Le Conseil Constitutionnel vient d’officialiser ce que tout le monde attendait : l’annulation des élections présidentielles du 4 Juillet. Après le départ forcé du Président de la République démissionnaire, le mouvement populaire vient d’engranger une autre victoire d’étape sur le chemin du changement de régime.

 

C’est grâce à une mobilisation exceptionnelle depuis 15 semaines que la régénération du système, à travers les élections du 4 Juillet, a été évitée. Le Conseil Constitutionnel, qui vient de reconnaître implicitement qu’il n’y a plus de dispositions constitutionnelles à même d’être à la rescousse du régime, vient de donner illégalement et contre l’avis des Algériens, mandat au Président de l’Etat pour convoquer de nouveau, le corps électoral.

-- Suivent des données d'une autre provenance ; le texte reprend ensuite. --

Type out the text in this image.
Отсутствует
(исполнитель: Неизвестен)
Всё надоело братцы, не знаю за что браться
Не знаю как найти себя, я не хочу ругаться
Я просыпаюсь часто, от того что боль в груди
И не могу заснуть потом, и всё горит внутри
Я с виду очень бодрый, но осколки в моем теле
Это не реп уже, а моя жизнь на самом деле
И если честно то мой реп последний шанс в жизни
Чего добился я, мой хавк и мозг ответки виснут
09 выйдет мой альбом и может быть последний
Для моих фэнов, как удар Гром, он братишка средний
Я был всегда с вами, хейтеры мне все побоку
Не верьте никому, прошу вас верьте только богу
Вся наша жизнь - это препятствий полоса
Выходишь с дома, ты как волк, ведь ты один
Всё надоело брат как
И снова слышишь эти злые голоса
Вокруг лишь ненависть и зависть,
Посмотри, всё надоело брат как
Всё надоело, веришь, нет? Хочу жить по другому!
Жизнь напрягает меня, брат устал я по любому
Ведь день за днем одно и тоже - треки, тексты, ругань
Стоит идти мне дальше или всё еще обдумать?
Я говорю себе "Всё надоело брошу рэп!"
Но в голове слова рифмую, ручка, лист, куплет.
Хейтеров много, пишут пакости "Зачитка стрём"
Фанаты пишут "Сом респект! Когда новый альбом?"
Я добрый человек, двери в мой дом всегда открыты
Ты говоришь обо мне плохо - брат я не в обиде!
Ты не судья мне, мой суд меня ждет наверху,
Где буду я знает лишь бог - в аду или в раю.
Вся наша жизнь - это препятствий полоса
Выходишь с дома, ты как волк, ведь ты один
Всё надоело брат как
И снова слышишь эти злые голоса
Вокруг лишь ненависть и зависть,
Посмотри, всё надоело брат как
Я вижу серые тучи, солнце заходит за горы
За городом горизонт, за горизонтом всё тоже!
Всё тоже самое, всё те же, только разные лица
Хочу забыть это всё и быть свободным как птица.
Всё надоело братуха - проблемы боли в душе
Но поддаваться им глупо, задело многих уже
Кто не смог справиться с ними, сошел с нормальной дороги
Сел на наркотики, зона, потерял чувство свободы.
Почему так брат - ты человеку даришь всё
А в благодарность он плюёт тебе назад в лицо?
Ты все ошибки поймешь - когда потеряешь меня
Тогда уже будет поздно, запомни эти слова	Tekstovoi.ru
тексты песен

L’application stricto sensu de cette interprétation de la Constitution, avec cette fois-ci recourt à son Préambule, signifie l’épuisement des solutions explicites du texte et met le pouvoir face au néant législatif. L’esprit de cette « jurisprudence » impliquerait la convocation du corps électoral dès aujourd’hui. Dans ce cas, le Peuple refusera l’oukase, et fera le même destin qu’aux élections du 4 Juillet. Il ne restera alors au pouvoir, comme solution, que le coup de force pour imposer sa feuille de route.

Cependant, dans son communiqué, le Conseil Constitutionnel semble tempérer cette position en précisant : «il y a lieu de réunir les conditions adéquates pour l’organisation de cette élection dans la transparence et la neutralité ».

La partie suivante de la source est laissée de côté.